25.03.2022 · Aktuelles / Berlin / Brandenburg / Hamburg / Sachsen / Schleswig-Holstein

#gemeinsamSTÄRKER EXTRA: Krieg und Flucht in Europa

© dkjs/A. Avdic

Krieg und Flucht in Europa: Unter diesem Thema stand die digitale Veranstaltung #gemeinsamSTÄRKER EXTRA am 21. März 2022, die im Rahmen von Vielfalt entfalten – Gemeinsam für starke Schulen in Sachsen angeboten wurde. Gemeinsam mit dem Referenten Dr. Udo Baer gingen die teilnehmenden Bildungs- und Schulakteur:innen unter anderem den Fragen nach, wie mit traumatisierten Kindern und möglichen Retraumatisierungen anderer Kinder umgegangen und ihnen die Ängste genommen werden können und was diese Themen für die pädagogische Beziehungsarbeit bedeuten.  

Umgang mit Traumaerfahrungen 

In seinem Impuls erklärte Dr. Udo Baer, dass sich Traumasymptome lediglich bei ca. 20 Prozent der Kinder und Jugendlichen unmittelbar zeigen. Bei den anderen werden diese erst Jahre später sichtbar, zum Beispiel, wenn sich ihre persönlichen Verhältnisse wieder stabilisiert haben. Man dürfe nicht unterschätzen, dass solche Erfahrungen Kinder nachhaltig und langfristig beeinflussen und begleiten, selbst wenn die Erinnerungen verblassen. Wichtig sei es laut Referenten, den traumatisierten Kindern und Jugendlichen Raum zu geben, Trost zu spenden und ihnen das Gefühl von Gemeinschaft und Geborgenheit zu vermitteln. Wichtig sei auch, verlässlich, authentisch und ansprechbar zu sein. Auch die jeweiligen Bedürfnisse sollten erfragt werden und das Selbstwertgefühl über Erfahrungen der Selbstwirksamkeit gestärkt werden. 

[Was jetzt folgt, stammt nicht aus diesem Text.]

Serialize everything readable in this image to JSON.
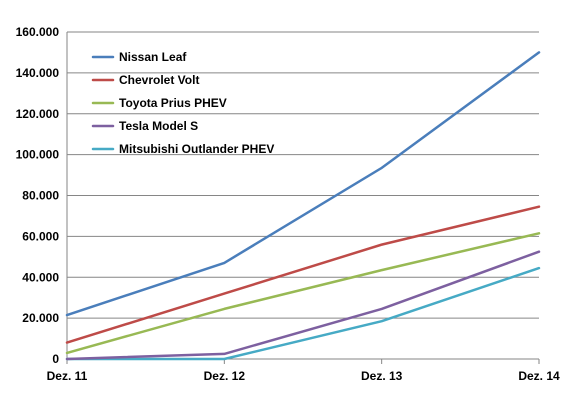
{
  "chart_data": {
    "type": "line",
    "title": "",
    "xlabel": "",
    "ylabel": "",
    "x": [
      "Dez. 11",
      "Dez. 12",
      "Dez. 13",
      "Dez. 14"
    ],
    "ylim": [
      0,
      160000
    ],
    "y_ticks": [
      0,
      20000,
      40000,
      60000,
      80000,
      100000,
      120000,
      140000,
      160000
    ],
    "y_tick_labels": [
      "0",
      "20.000",
      "40.000",
      "60.000",
      "80.000",
      "100.000",
      "120.000",
      "140.000",
      "160.000"
    ],
    "grid": true,
    "legend_position": "top-left",
    "series": [
      {
        "name": "Nissan Leaf",
        "color": "#4a7ebb",
        "values": [
          21500,
          47000,
          93500,
          150000
        ]
      },
      {
        "name": "Chevrolet Volt",
        "color": "#be4b48",
        "values": [
          8000,
          32000,
          56000,
          74500
        ]
      },
      {
        "name": "Toyota Prius PHEV",
        "color": "#98b954",
        "values": [
          3000,
          24500,
          43500,
          61500
        ]
      },
      {
        "name": "Tesla Model S",
        "color": "#7d60a0",
        "values": [
          0,
          2500,
          24500,
          52500
        ]
      },
      {
        "name": "Mitsubishi Outlander PHEV",
        "color": "#46aac5",
        "values": [
          0,
          0,
          18500,
          44500
        ]
      }
    ]
  }
}
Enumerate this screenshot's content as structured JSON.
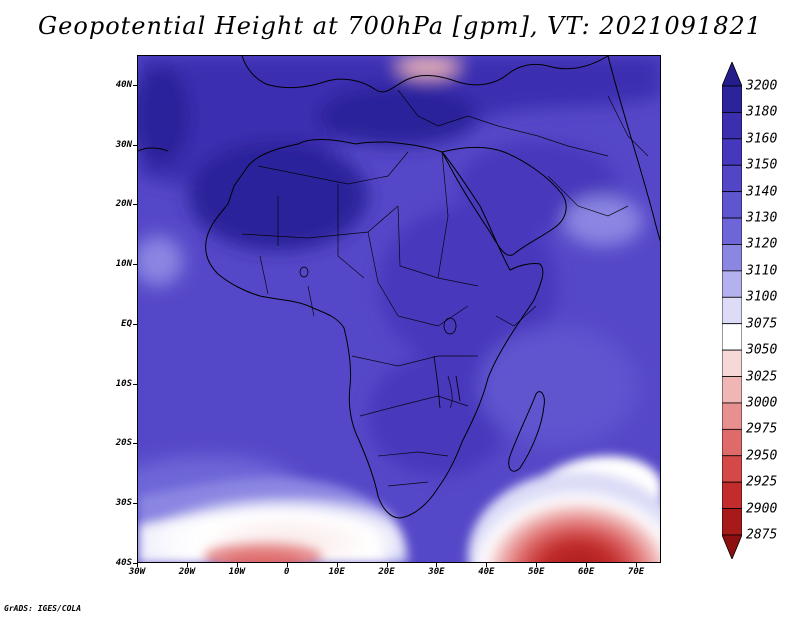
{
  "title": "Geopotential Height at 700hPa [gpm], VT: 2021091821",
  "credit": "GrADS: IGES/COLA",
  "map": {
    "lon_range": [
      -30,
      75
    ],
    "lat_range": [
      -40,
      45
    ],
    "projection": "latlon",
    "lat_ticks": [
      {
        "value": 40,
        "label": "40N"
      },
      {
        "value": 30,
        "label": "30N"
      },
      {
        "value": 20,
        "label": "20N"
      },
      {
        "value": 10,
        "label": "10N"
      },
      {
        "value": 0,
        "label": "EQ"
      },
      {
        "value": -10,
        "label": "10S"
      },
      {
        "value": -20,
        "label": "20S"
      },
      {
        "value": -30,
        "label": "30S"
      },
      {
        "value": -40,
        "label": "40S"
      }
    ],
    "lon_ticks": [
      {
        "value": -30,
        "label": "30W"
      },
      {
        "value": -20,
        "label": "20W"
      },
      {
        "value": -10,
        "label": "10W"
      },
      {
        "value": 0,
        "label": "0"
      },
      {
        "value": 10,
        "label": "10E"
      },
      {
        "value": 20,
        "label": "20E"
      },
      {
        "value": 30,
        "label": "30E"
      },
      {
        "value": 40,
        "label": "40E"
      },
      {
        "value": 50,
        "label": "50E"
      },
      {
        "value": 60,
        "label": "60E"
      },
      {
        "value": 70,
        "label": "70E"
      }
    ]
  },
  "colorbar": {
    "levels": [
      "3200",
      "3180",
      "3160",
      "3150",
      "3140",
      "3130",
      "3120",
      "3110",
      "3100",
      "3075",
      "3050",
      "3025",
      "3000",
      "2975",
      "2950",
      "2925",
      "2900",
      "2875"
    ],
    "colors": [
      "#241d8c",
      "#2c229a",
      "#3b2fb0",
      "#4638bc",
      "#5245c6",
      "#5f55cf",
      "#6e66d8",
      "#8b86e2",
      "#b4b2ee",
      "#dcdcf7",
      "#ffffff",
      "#f7d8d8",
      "#f0b5b5",
      "#e89090",
      "#de6a6a",
      "#d44848",
      "#c22c2c",
      "#a81a1a",
      "#8c1010"
    ]
  },
  "field_features": [
    {
      "name": "subtropical-high-nw",
      "value": 3170
    },
    {
      "name": "sahara-high",
      "value": 3170
    },
    {
      "name": "arabian-ridge",
      "value": 3150
    },
    {
      "name": "indian-ocean-light-patch",
      "value": 3115
    },
    {
      "name": "atlantic-light-patch",
      "value": 3120
    },
    {
      "name": "south-atlantic-trough",
      "value": 3030
    },
    {
      "name": "south-indian-low",
      "value": 2890
    }
  ]
}
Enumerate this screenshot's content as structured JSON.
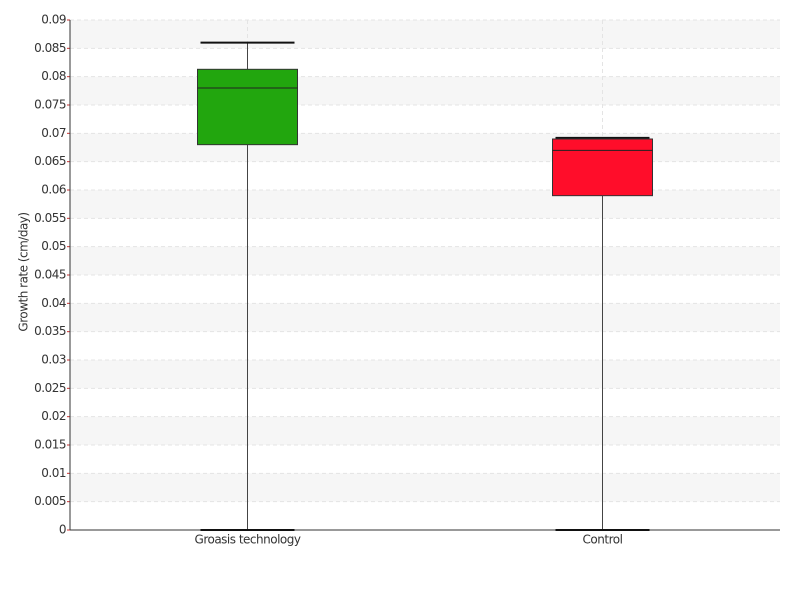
{
  "chart_data": {
    "type": "box",
    "y_label": "Growth rate (cm/day)",
    "categories": [
      "Groasis technology",
      "Control"
    ],
    "min": [
      0,
      0
    ],
    "q1": [
      0.068,
      0.059
    ],
    "median": [
      0.078,
      0.067
    ],
    "q3": [
      0.0813,
      0.069
    ],
    "max": [
      0.086,
      0.0692
    ],
    "colors": [
      "#22a60e",
      "#ff0d2a"
    ],
    "ylim": [
      0,
      0.09
    ],
    "yticks": [
      0,
      0.005,
      0.01,
      0.015,
      0.02,
      0.025,
      0.03,
      0.035,
      0.04,
      0.045,
      0.05,
      0.055,
      0.06,
      0.065,
      0.07,
      0.075,
      0.08,
      0.085,
      0.09
    ],
    "grid": true
  }
}
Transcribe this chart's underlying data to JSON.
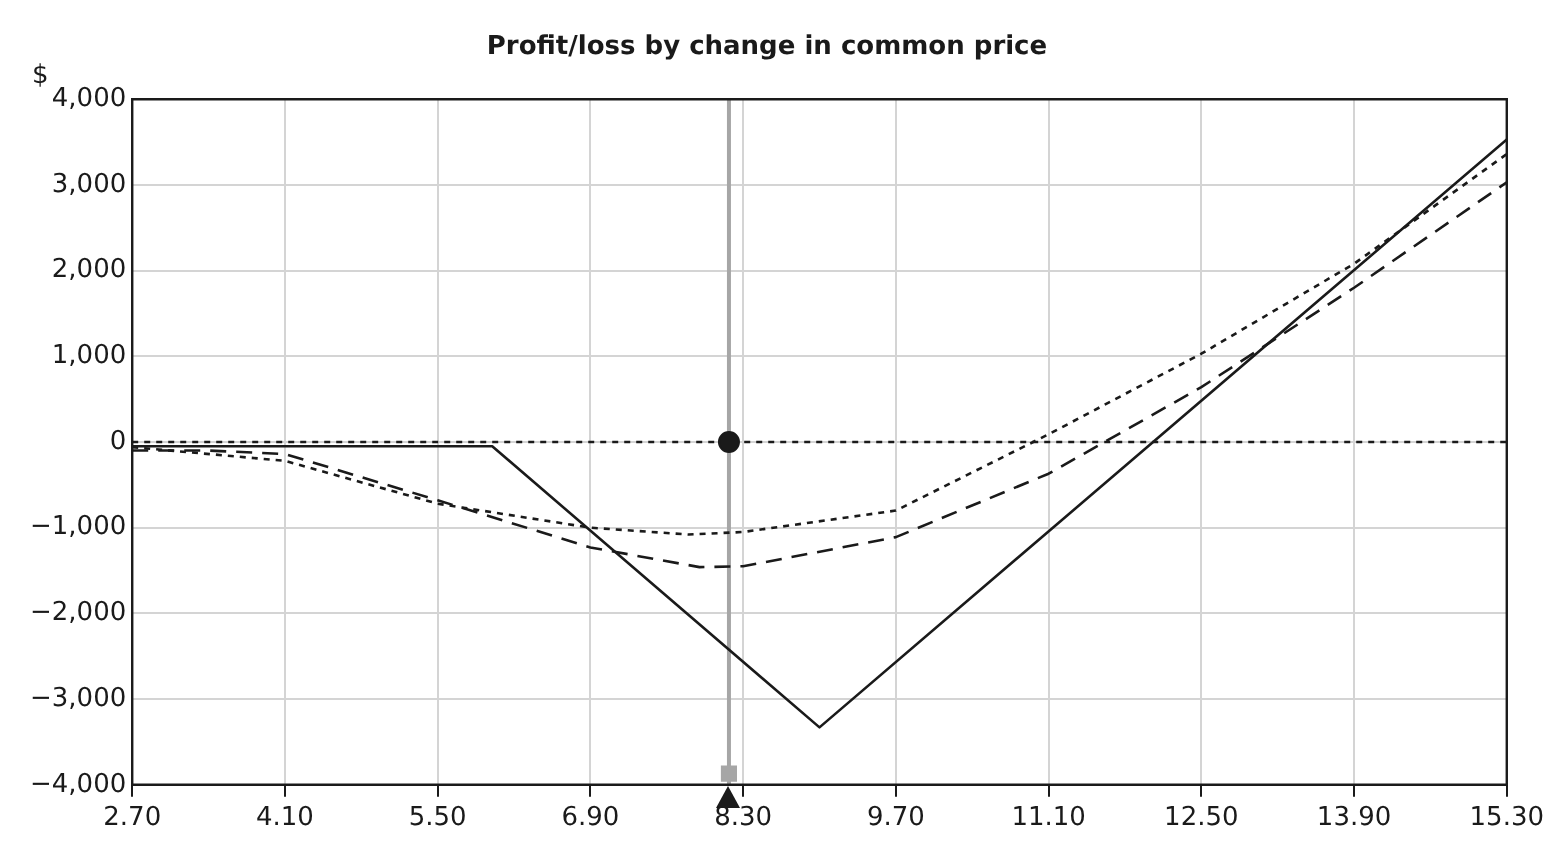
{
  "chart_data": {
    "type": "line",
    "title": "Profit/loss by change in common price",
    "ylabel": "$",
    "xlim": [
      2.7,
      15.3
    ],
    "xticks": [
      {
        "value": 2.7,
        "label": "2.70"
      },
      {
        "value": 4.1,
        "label": "4.10"
      },
      {
        "value": 5.5,
        "label": "5.50"
      },
      {
        "value": 6.9,
        "label": "6.90"
      },
      {
        "value": 8.3,
        "label": "8.30"
      },
      {
        "value": 9.7,
        "label": "9.70"
      },
      {
        "value": 11.1,
        "label": "11.10"
      },
      {
        "value": 12.5,
        "label": "12.50"
      },
      {
        "value": 13.9,
        "label": "13.90"
      },
      {
        "value": 15.3,
        "label": "15.30"
      }
    ],
    "ylim": [
      -4000,
      4000
    ],
    "yticks": [
      {
        "value": -4000,
        "label": "−4,000"
      },
      {
        "value": -3000,
        "label": "−3,000"
      },
      {
        "value": -2000,
        "label": "−2,000"
      },
      {
        "value": -1000,
        "label": "−1,000"
      },
      {
        "value": 0,
        "label": "0"
      },
      {
        "value": 1000,
        "label": "1,000"
      },
      {
        "value": 2000,
        "label": "2,000"
      },
      {
        "value": 3000,
        "label": "3,000"
      },
      {
        "value": 4000,
        "label": "4,000"
      }
    ],
    "grid": true,
    "marker": "none",
    "series": [
      {
        "color": "#1a1a1a",
        "line_style": "solid",
        "x": [
          2.7,
          6.0,
          9.0,
          15.3
        ],
        "values": [
          -50,
          -50,
          -3330,
          3530
        ]
      },
      {
        "color": "#1a1a1a",
        "line_style": "dotted",
        "x": [
          2.7,
          4.1,
          5.5,
          6.9,
          7.8,
          8.3,
          9.7,
          11.1,
          12.5,
          13.9,
          15.3
        ],
        "values": [
          -60,
          -220,
          -720,
          -1000,
          -1080,
          -1050,
          -800,
          90,
          1030,
          2080,
          3360
        ]
      },
      {
        "color": "#1a1a1a",
        "line_style": "dashed",
        "x": [
          2.7,
          3.4,
          4.1,
          5.5,
          6.9,
          7.9,
          8.3,
          9.7,
          11.1,
          12.5,
          13.9,
          15.3
        ],
        "values": [
          -100,
          -100,
          -140,
          -680,
          -1230,
          -1460,
          -1450,
          -1110,
          -370,
          640,
          1800,
          3030
        ]
      },
      {
        "type": "scatter",
        "color": "#1a1a1a",
        "marker": "circle",
        "x": [
          8.17
        ],
        "values": [
          0
        ]
      },
      {
        "type": "scatter",
        "color": "#a6a6a6",
        "marker": "square",
        "x": [
          8.17
        ],
        "values": [
          -3870
        ]
      }
    ],
    "ref_lines": [
      {
        "axis": "y",
        "value": 0,
        "color": "#1a1a1a",
        "line_style": "dotted"
      },
      {
        "axis": "x",
        "value": 8.17,
        "color": "#a6a6a6",
        "line_style": "solid"
      }
    ]
  }
}
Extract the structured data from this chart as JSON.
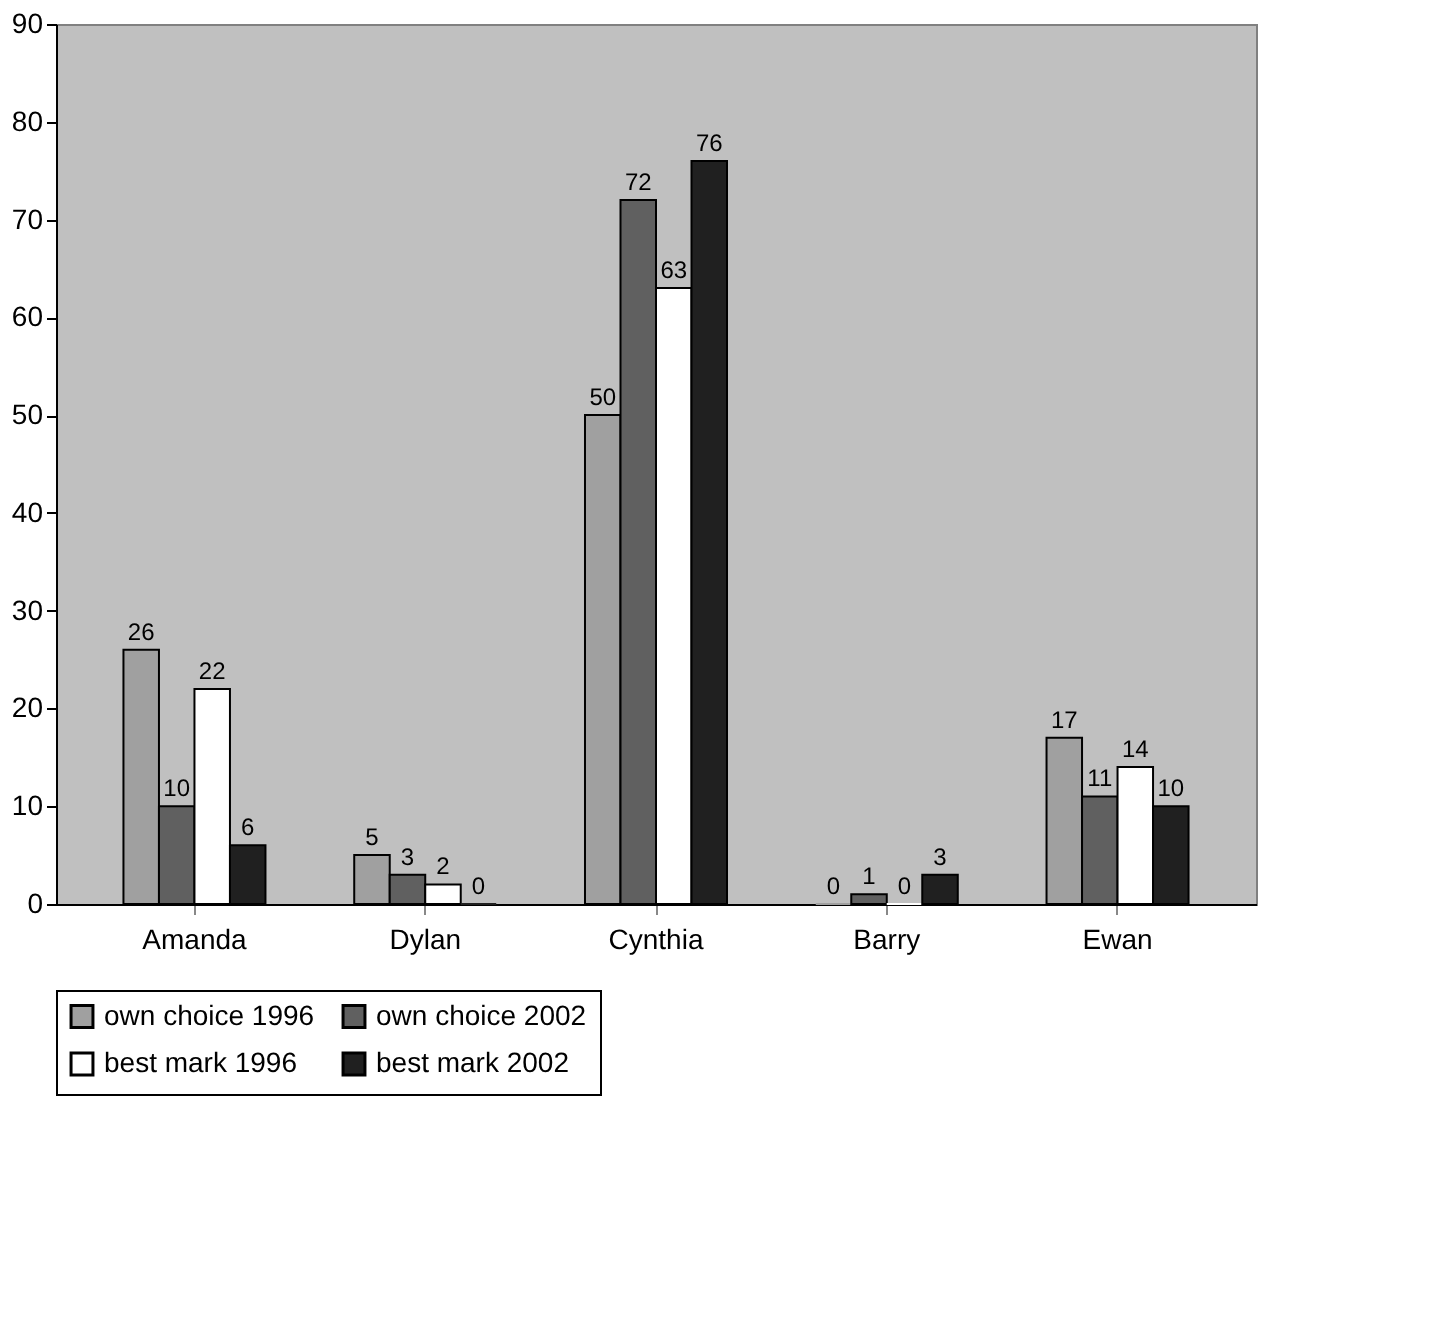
{
  "chart_data": {
    "type": "bar",
    "categories": [
      "Amanda",
      "Dylan",
      "Cynthia",
      "Barry",
      "Ewan"
    ],
    "series": [
      {
        "name": "own choice 1996",
        "color": "#a0a0a0",
        "values": [
          26,
          5,
          50,
          0,
          17
        ]
      },
      {
        "name": "own choice 2002",
        "color": "#606060",
        "values": [
          10,
          3,
          72,
          1,
          11
        ]
      },
      {
        "name": "best mark 1996",
        "color": "#ffffff",
        "values": [
          22,
          2,
          63,
          0,
          14
        ]
      },
      {
        "name": "best mark 2002",
        "color": "#202020",
        "values": [
          6,
          0,
          76,
          3,
          10
        ]
      }
    ],
    "ylim": [
      0,
      90
    ],
    "yticks": [
      0,
      10,
      20,
      30,
      40,
      50,
      60,
      70,
      80,
      90
    ],
    "data_labels": true,
    "grid": false,
    "legend": "bottom"
  }
}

Non-verbale Wertschätzung 

Auch wenn die geflüchteten Kinder die deutsche Sprache nicht verstehen, spüren sie Wertschätzung non-verbal, so der Referent. Offene und warmherzige Augen seien ein wichtiges Signal. Gleichzeitig erklärt er, dass es Geduld brauche, bis Kinder im Alltag hier in Deutschland angekommen sind. Denn jedes Kind verarbeitet das Erlebte in eigener Geschwindigkeit. Jegliches spielerische Agieren sei hierfür förderlich. Denn über Spiel und Kreativität kann einerseits (nonverbal) Gemeinschaft hergestellt werden; andererseits dient es auch der Verarbeitung der Erfahrungen.  

Über Krieg und Flucht sprechen 

Fluchterfahrungen sind schmerzhaft – nicht nur für die betroffenen Kinder und Jugendlichen, sondern auch für Gleichaltrige hier in Deutschland. Es brauche eine hohe Sensibilität von Pädagog:innen, keinesfalls sollte das Thema tabuisiert werden. Herr Baer empfiehlt, die Klassen zu teilen und nur solchen Kindern Informationen zuzumuten, die daran Interesse zeigen. Dabei ist eine fragende Grundhaltung zentral, um die Themen zu besprechen, die Kinder bewegen. Im Austausch mit ihnen rät er dazu, an deren Konflikterfahrungen anzuknüpfen und – falls nötig – Unterstützung von außen hinzuzuziehen. Denn klar sei auch, dass kein:e Pädagog:in allwissend ist. Es ist in Ordnung zuzugeben, nicht auf alle Fragen eine Antwort zu haben.

Sicherheit geben und Unsicherheit zulassen 

Kinder benötigen das Gefühl von Sicherheit. Gleichzeitig sei es auch wichtig, wahrhaftig zu sein und eigene Unsicherheiten und Ängste maßvoll zu zeigen. Pädagog:innen sind für die Kinder Vorbilder, durch die sie lernen können, dass Ängste menschlich sind. Außerhalb der pädagogischen Arbeit sei es wichtig, für sich selbst zu sorgen, zum Beispiel indem Nachrichten nur bis zu einer festgelegten Zeit verfolgt werden. Ängste und Unsicherheiten gilt es zu verarbeiten. Dafür empfiehlt der Referent, sich mit Kolleg:innen oder Freunden auszutauschen und gegenseitig zu stärken.  

Vielfalt entfalten – Gemeinsam für starke Schulen ist ein Projekt der Deutschen Kinder- und Jugendstiftung und wird gefördert von der Stiftung Mercator.